JJ also isn’t above being a jerk, far from the saintly portrayals of most disabled figures. “C-h-Cheater!” deals with the fallout of him wanting to cheat on a test, and how the disabled are given a free pass because it’s assumed they can’t achieve academically. I’ll confess, I cheated a time or two in school and was rightfully called on it by a teacher, but the inherent fear of being perceived as rude to the disabled creates further infantilization and the belief that the disabled don’t need to try as hard as others. Ray’s own speech in “H-e-r-Hero” frames JJ as no different than others when it comes to being the older sibling, down to bullying his brother and sister from time to time. Speechless isn’t afraid to say that disabled people have flaws and that, yes, we can be as insensitive as everyone else. An episode like “I-n-s-Inspirations” sees JJ and his aide, Kenneth (Cedric Yarbrough), use JJ’s disability as a means of getting free stuff—which, to the able-bodied people I spoke to, can feel like it reinforces stereotypes about disabled people. But Speechless handles the subject with nuance: Is it so bad for someone with JJ’s limitations to enjoy a free coffee every now and then?

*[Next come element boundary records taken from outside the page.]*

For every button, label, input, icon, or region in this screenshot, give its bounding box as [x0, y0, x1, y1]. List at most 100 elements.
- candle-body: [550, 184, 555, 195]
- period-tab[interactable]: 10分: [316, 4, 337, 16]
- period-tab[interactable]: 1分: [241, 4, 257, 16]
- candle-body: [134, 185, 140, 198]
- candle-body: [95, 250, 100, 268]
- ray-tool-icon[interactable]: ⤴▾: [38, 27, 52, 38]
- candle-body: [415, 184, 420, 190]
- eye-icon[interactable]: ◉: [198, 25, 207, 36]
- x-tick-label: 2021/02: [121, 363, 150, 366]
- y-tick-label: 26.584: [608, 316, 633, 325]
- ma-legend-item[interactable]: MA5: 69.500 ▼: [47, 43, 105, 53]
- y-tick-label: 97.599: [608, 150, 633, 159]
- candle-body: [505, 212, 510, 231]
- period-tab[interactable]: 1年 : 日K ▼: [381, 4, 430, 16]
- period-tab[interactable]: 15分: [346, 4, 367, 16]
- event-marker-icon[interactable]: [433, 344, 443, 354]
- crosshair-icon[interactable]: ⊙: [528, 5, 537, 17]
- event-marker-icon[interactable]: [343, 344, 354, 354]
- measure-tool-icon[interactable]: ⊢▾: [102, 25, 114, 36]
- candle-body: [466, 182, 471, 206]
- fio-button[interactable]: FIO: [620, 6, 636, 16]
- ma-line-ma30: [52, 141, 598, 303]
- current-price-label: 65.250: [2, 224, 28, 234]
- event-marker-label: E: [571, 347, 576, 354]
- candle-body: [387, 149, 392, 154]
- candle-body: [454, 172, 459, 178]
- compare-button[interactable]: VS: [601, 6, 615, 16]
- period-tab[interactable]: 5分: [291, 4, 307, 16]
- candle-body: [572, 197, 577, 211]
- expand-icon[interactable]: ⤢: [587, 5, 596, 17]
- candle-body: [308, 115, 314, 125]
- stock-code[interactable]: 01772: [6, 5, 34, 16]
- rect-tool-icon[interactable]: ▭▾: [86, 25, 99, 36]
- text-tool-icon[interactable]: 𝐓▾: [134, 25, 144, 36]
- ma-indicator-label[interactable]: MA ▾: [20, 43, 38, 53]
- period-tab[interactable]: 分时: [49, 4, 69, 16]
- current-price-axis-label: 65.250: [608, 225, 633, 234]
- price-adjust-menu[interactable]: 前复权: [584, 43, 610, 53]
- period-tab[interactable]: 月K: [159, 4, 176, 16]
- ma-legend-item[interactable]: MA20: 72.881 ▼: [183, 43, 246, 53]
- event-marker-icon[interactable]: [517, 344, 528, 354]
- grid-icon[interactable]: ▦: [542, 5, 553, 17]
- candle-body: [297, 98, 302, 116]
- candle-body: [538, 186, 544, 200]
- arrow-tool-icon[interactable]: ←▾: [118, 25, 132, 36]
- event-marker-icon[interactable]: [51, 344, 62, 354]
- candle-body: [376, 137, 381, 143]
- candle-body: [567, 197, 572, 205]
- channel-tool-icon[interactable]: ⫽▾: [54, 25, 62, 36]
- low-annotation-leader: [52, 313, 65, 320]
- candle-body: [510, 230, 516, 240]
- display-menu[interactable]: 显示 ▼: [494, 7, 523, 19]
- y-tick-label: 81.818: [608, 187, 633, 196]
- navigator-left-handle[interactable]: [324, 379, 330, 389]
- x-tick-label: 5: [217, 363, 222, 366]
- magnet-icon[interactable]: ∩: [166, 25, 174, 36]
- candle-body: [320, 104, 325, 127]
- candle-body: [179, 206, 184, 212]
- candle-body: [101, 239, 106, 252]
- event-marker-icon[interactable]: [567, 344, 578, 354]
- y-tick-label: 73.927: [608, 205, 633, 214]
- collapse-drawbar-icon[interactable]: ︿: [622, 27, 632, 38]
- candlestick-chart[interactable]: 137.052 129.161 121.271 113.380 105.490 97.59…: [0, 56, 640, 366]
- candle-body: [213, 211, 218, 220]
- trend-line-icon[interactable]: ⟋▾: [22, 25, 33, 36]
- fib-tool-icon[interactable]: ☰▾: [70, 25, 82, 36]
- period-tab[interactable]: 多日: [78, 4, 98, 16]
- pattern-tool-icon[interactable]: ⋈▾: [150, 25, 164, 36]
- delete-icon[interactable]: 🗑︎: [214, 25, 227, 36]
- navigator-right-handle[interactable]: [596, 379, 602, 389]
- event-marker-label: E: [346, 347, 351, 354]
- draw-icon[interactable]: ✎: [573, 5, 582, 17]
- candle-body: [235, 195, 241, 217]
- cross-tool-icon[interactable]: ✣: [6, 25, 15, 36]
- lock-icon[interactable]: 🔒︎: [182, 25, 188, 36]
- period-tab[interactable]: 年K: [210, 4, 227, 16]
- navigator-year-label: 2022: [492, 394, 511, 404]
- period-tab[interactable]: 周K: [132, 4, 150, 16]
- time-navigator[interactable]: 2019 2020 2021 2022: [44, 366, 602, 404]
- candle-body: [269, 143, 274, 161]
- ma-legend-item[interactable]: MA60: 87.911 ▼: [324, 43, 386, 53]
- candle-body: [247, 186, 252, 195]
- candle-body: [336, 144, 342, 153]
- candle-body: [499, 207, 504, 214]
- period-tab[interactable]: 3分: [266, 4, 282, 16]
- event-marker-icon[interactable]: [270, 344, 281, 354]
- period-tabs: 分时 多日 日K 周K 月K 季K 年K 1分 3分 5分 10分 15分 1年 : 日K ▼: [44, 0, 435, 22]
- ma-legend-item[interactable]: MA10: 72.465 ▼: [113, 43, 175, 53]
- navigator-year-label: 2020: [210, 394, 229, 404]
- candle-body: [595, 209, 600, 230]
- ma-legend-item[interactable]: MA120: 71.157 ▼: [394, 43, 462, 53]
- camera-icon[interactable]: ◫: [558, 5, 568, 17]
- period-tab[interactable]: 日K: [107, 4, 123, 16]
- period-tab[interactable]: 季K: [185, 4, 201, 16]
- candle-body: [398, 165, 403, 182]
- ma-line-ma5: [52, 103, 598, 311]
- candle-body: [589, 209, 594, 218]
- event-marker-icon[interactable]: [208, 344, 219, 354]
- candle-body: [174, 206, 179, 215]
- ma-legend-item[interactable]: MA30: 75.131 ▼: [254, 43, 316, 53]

Speechless has also focused much attention on a topic never properly discussed in cinema and television: the disabled need for independence. Films and TV series often avoid this topic by telling stories of able-bodied characters whose independence is threatened by disability, with the implication that being disabled and being independent are mutually exclusive. Season One’s last four episodes all examine JJ’s need for independence, starting with the simple desire to get from A to B without waiting for someone’s else’s availability. Dylan and Ray soon ask if they’ll be responsible for JJ’s well-being after their parents die, and it isn’t until Maya sees a disabled man like JJ driving a car, having a girlfriend and being productive that she believes JJ can do it. These moments are painfully relevant to anyone growing up disabled. My mother is the most supportive person I know, but even she took a lot of convincing from me that I would be able to live by myself. It wasn’t that she didn’t think I could, but as the show reiterates, it’s the chronic, systemic mentality of the able-bodied that disabled people need protection. As with privilege in all its forms, even the most encouraging parent has to deal with their own able-bodied bias—and yet, this arc also touches upon the anxiety shared by all parents when their children inevitably grow up.
Speechless makes me laugh, and even more often, it makes me think—about how others see me and how I see myself. I hate the need to “educate” others about disability, and hopefully Speechless goes on to remind audiences that there should be no distinctions when it comes to how to treat a disabled person. I’ve been fortunate to hear from many friends that they never thought to think about certain things until Speechless presented it to them, and that’s why it’s a TV series that everyone should be watching.
Season Two of Speechless premieres tonight at 8:30 p.m. on ABC.